Dengan cara dan praktek kayak gini bisa aja seorang yang gak layak
menjadi pemimpin (Pemabuk, Koruptor, Pemerkosa, dll) keluar menjadi
pemenangnya, terus gimana nasib negara ini kalo yang jadi pemimpin itu
pemabuk, koruptor, pemerkosa, dll. Adapun yang pantas dan berhak menjadi
pemimpin malah tersingkir atau malahan gak dipandang sama sekali !
Sedangkan dalam Islam metode pemungutan suara ini tidak dibenarkan
(penentuan seorang pemimpin ummat), yang digunakan adalah metode
musyawarah (syuro) dan mengajarkan bahwa kedaulatan itu bukan berada di
tangan manusia, tetapi berada di tangan Allah SWT dan Rasul-Nya dan
berpegang teguh kepada Al-Qur’an dan Hadits. Allah SWT pun berfirman:
Surat Al-Ahzab: 36 yang artinya: “Dan tidaklah patut laki-laki yang
mu’min dan tidak (pula) bagi perempuan yang mu’min, apabila Allah dan
Rasul-Nya telah menetapkan suatu ketetapan, akan ada bagi mereka pilihan
(yang lain) tentang urusan mereka. Dan barangsiapa mendurhakai Allah
dan rasul-Nya maka sungguh di telah sesat, sesat yang nyata.”

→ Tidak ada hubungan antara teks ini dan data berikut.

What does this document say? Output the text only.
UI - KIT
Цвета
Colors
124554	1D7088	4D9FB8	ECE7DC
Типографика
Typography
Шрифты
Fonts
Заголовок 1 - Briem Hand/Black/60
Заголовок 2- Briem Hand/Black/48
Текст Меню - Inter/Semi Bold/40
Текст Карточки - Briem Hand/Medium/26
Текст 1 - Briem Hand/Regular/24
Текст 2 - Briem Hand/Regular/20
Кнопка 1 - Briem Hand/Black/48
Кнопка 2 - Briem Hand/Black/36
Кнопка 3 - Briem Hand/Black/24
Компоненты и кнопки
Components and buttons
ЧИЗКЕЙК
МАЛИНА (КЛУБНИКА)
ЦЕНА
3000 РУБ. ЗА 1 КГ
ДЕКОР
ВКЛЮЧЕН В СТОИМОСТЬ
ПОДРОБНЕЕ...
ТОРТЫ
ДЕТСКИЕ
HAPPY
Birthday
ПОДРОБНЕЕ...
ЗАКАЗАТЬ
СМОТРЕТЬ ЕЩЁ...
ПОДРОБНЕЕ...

Surat An-Nisaa: 58 yang artinya: “Sesungguhnya Allah SWT menyuruh kamu
menyampaikan amanat kepada yang berhak menerimanya, dan menyuruh kamu
menetapkan hukum di antara manusia supaya kamu menetapkannya dengan
adil”.
Surat An-Nisaa itu pun menjelaskan bahwa dalam menentukan pemimpin atau
memberi amanat itu hanya kepada yang mampu menerima dan melaksanakan
amanat tersebut, artinya dia mampu dan termasuk dalam kriteria seorang
pemimpin yang dimaksudkan Islam tadi.
Kepemimpinan adalah sebuah amanat yang sangat agung, yang menyangkut
tentang seluk-beluk kehidupan manusia. Oleh karena itu amanat ini harus
diserahkan kepada yang berhak menerimanya menurut pandangan syari’at.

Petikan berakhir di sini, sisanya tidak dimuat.